I’m writing in response to the August 24 article and editorial pieces that attempt summaries of the changes in SOL test performance by ACPS schools (“ACPS Test Score Decline Part of Two-Year Trend,” and “By the Numbers, ACPS Performance Declines”). Both pieces sparked confusion within the parent community because the authors’ method is not the method by which ACPS, or even the commonwealth, evaluates change in school performance.

Both the ACPS Compliance Office and Virginia Department of Education make school
assessments by tracking performance across tested content areas (reading, writing, history, science, and math). In contrast, it seems that the articles’ authors examined each specific, individual test (grade by grade, subject by subject) to arrive at very general conclusions about schools and the school system.

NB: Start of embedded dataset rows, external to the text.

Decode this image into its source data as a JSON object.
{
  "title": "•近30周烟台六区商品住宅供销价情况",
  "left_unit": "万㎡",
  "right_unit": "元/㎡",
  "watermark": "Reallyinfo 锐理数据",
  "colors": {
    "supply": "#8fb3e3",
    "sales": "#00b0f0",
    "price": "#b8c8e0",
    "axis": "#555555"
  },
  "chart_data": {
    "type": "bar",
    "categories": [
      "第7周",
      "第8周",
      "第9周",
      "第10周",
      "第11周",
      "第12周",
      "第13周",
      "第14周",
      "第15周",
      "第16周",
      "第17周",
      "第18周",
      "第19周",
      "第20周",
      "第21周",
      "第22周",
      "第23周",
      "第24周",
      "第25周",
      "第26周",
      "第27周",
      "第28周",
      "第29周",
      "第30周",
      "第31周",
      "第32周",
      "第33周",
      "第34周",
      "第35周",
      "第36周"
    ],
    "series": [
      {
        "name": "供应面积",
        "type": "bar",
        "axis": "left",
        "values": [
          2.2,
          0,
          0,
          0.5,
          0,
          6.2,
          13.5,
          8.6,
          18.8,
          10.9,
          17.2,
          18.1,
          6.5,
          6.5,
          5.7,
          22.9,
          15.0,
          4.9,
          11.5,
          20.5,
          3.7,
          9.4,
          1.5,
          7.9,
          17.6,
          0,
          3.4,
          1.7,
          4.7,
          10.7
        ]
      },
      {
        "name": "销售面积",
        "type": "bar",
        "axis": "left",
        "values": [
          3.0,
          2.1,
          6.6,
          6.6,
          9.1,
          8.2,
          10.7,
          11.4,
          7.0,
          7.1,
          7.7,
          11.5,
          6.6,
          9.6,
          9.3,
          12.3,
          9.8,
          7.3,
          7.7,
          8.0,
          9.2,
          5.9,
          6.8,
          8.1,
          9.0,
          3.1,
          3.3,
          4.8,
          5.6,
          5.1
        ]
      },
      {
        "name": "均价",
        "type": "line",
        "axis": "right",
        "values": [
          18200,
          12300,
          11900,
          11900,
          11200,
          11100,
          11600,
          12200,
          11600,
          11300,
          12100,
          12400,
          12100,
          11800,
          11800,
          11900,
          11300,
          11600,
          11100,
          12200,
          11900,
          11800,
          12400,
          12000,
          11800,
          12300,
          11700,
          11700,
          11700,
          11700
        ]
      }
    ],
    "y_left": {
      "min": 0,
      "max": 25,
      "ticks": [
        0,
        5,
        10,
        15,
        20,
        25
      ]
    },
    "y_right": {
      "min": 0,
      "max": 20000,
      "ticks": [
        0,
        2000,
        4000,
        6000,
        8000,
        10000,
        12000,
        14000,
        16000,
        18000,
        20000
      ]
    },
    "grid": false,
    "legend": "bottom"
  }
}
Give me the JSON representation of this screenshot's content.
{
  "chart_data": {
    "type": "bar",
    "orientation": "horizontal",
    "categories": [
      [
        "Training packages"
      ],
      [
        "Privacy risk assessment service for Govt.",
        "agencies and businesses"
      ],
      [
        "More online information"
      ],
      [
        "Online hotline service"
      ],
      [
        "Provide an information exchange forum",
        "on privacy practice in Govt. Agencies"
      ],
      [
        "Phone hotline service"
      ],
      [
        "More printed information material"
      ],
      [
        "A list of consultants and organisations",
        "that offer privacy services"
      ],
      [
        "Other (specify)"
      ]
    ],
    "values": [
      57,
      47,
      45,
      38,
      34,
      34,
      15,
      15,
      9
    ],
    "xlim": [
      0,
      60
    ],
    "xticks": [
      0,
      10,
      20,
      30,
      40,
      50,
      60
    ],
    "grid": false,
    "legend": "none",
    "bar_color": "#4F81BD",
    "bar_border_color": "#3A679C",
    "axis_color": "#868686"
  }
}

With this approach, small fluctuations in individual test subjects appear to carry equal weight against larger and more significant trends at the school content area level. The editorial piece concluded, for example, that Jefferson-Houston “had equal numbers of subjects that went up and down” in their examination of the individual tests by grade. In fact, the school experienced gains in four out of the five tested subjects when the whole school averages for reading, writing, history, science and math are considered.

Though the article and editorial concede that many of the identified declines were small, we are left wondering how these small changes compare to other area school systems, or even how they fall on the arc of our schools’ performance over a longer period. Again using Jefferson-Houston as an example, the 2 percent decline experienced in one test area this year is dwarfed by the double-digit gains (15 percent and higher) achieved across all test subjects since 2014. Absent this type of contextual information, it’s hard to understand the authors’ more general conclusions regarding performance trends.

As we invest more in Alexandria’s public schools, more eyes should be on their performance and how they are serving all students, and the city is well served by a press that devotes resources to that end.The data sub-sets that the authors mine for the purposes of these articles no doubt point to specific areas that ACPS, individual schools and grade levels all need to improve upon, and more in-depth analysis and reporting on related issues would be extremely valuable, such as how Alexandria is serving its economically disadvantaged students, or the distribution of funds among grade levels.

Communicating conclusions drawn from detailed data sets, however, requires consistency of terminology and logic, and many parents found the article and editorial pieces lacking in both.